Lord John Lambton didn't go to Church on that particular Sunday - he went fishing instead.   A mysterious man met him on the riverbank and warned him of the catastrophic consequences of his sinful sojourn by the silvery stream.   He caught no fish, which presumably served him right; all that hung on his hook was a small black slimy worm - which, disappointedly, he threw down a well.

He then went off to the Crusades as a penance for his piscatorial parenthesis.  In his absence the worm grew to an enormous size, terrorised the denizens of the Durham countryside and gobbled cattle and sheep for daily snacks.   The worm was so huge that it could curl round a hill three times. 
[Worm Hill, Fatfield, Co. Durham] It was at the foot of the hill where Lord John has dispatched the infant worm down the well.
On return from the Crusades he considered it his duty to destroy the obnoxious slithering beast which, meanwhile, had only been pacified by eating the Lord John's father out of house and home and into bankruptcy. After taking advice from a witch (which witch is unclear) the errant Lord was able to chop the worm into chunks - but, in doing so, brought upon himself and his family a tragic and long-lasting curse.
It is from the strangely inventive mind of Mr Peter Huntley...
...one-time transport consultant and now GM of Go Northeast, that a huge range of route branding has emanated.  This is but a small selection.
Service 71 from Chester-le-Street to Sunderland is the "Lambton Worm" complete with a more friendly picture of the said non-arthropod invertebrate.
In 1867, a song commemorating the legend was composed.  It is in a Durham dialect and thus almost incomprehensible.  Our reader is invited to un-mangle the final stanza.
Peter Huntley's choice of name for the service 71 gives some cause for concern, however, because ...
... it doesn't go via Lambton!   The modern Lambton is a suburb of Washington new town - whereas the "Worm" (aka service 71) does pass close to the older New Lambton, near Houghton-le-Spring. Lambton Castle is further north and nearer to the new, but not "New", Lambton. Heeeeelp!

More on the location of Lambtons later in a future blog.   Certainly the 71 does travel through land once owned by the Lords Lambton, and once prowled upon by the eponymous and mythical worm.

fbb is uncertain about the long-term commercial value of "silly names" for bus services.

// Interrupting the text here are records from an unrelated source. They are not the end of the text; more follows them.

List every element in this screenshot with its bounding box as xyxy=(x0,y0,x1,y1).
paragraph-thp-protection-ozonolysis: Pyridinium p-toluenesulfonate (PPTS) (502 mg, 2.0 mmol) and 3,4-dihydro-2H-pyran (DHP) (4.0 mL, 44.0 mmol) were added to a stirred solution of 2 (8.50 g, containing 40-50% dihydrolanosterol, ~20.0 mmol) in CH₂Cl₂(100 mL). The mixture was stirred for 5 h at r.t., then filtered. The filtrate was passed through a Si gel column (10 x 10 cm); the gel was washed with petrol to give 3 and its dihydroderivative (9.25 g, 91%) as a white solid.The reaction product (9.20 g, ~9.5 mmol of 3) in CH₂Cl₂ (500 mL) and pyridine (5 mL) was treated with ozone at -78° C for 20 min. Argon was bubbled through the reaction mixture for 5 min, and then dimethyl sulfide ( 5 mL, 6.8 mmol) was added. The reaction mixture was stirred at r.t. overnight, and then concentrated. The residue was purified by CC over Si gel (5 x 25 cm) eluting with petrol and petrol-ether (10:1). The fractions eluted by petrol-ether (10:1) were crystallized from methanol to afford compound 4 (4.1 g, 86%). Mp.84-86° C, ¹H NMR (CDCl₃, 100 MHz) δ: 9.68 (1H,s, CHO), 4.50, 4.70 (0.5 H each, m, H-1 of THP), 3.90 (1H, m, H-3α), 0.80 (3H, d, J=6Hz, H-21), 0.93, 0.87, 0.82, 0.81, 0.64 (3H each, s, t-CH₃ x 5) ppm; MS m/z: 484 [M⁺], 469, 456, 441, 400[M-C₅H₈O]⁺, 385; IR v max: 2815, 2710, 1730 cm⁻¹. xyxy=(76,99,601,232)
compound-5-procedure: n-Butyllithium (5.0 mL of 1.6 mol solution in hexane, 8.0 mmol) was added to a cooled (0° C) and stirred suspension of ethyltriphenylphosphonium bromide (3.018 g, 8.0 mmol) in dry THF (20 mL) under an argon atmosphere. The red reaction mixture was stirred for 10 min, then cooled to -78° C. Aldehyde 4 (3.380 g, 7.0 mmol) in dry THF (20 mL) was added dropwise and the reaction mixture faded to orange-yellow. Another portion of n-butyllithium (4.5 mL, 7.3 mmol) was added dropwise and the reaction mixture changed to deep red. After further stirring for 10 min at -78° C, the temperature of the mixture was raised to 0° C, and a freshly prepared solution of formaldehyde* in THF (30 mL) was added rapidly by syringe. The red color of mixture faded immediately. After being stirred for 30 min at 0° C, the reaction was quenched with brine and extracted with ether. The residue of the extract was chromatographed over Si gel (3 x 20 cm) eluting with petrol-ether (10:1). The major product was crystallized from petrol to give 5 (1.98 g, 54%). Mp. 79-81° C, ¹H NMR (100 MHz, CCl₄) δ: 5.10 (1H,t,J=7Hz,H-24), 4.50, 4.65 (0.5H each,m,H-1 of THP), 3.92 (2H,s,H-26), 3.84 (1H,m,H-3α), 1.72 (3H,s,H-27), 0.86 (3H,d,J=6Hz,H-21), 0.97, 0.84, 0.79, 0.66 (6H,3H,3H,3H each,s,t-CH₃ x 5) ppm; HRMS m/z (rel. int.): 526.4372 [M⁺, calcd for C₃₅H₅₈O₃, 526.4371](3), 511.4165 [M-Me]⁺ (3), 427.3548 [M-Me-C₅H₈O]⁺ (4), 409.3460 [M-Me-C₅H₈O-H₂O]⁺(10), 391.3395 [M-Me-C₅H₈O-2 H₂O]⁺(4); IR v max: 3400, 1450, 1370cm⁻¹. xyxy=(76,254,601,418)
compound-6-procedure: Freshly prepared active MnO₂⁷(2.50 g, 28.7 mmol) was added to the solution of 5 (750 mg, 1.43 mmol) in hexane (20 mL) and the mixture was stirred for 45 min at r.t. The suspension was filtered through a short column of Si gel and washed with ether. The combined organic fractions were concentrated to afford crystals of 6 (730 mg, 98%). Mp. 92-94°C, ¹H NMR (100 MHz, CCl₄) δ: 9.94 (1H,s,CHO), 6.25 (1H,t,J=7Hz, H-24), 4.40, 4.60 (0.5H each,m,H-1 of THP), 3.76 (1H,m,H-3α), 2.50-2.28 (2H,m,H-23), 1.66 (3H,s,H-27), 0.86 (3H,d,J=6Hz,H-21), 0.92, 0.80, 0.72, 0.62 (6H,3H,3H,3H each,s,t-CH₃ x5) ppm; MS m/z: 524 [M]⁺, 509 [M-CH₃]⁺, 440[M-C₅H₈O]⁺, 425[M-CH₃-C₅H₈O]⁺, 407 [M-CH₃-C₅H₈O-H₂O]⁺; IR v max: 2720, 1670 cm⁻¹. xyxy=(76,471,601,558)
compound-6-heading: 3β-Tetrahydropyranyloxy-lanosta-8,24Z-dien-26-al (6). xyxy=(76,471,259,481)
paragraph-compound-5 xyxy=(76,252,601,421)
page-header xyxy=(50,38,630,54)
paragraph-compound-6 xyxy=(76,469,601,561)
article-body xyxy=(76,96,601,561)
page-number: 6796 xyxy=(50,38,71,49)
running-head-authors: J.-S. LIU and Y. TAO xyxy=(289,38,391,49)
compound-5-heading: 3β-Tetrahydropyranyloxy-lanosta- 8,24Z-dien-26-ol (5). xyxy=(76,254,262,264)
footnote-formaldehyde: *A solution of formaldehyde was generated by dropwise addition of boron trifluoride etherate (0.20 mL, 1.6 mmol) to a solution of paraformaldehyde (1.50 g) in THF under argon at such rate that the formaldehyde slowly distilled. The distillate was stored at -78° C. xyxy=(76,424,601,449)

BUT, if you must have a silly name, make it REALLY silly.  Indubitably that's "The Lambton Worm"!   Not at all sure where the flames come from as Mr Worm lived in the river Wear ... steam, possibly; bad breath, certainly; fire, unlikely.
A year or so ago, fbb was treated to a handsome meal at a pub in Sunderland; you've guessed it - 'twas "The Lambton Worm".   Worm Pizza was NOT on the menu - shame.   Macaroni cheese, anyone?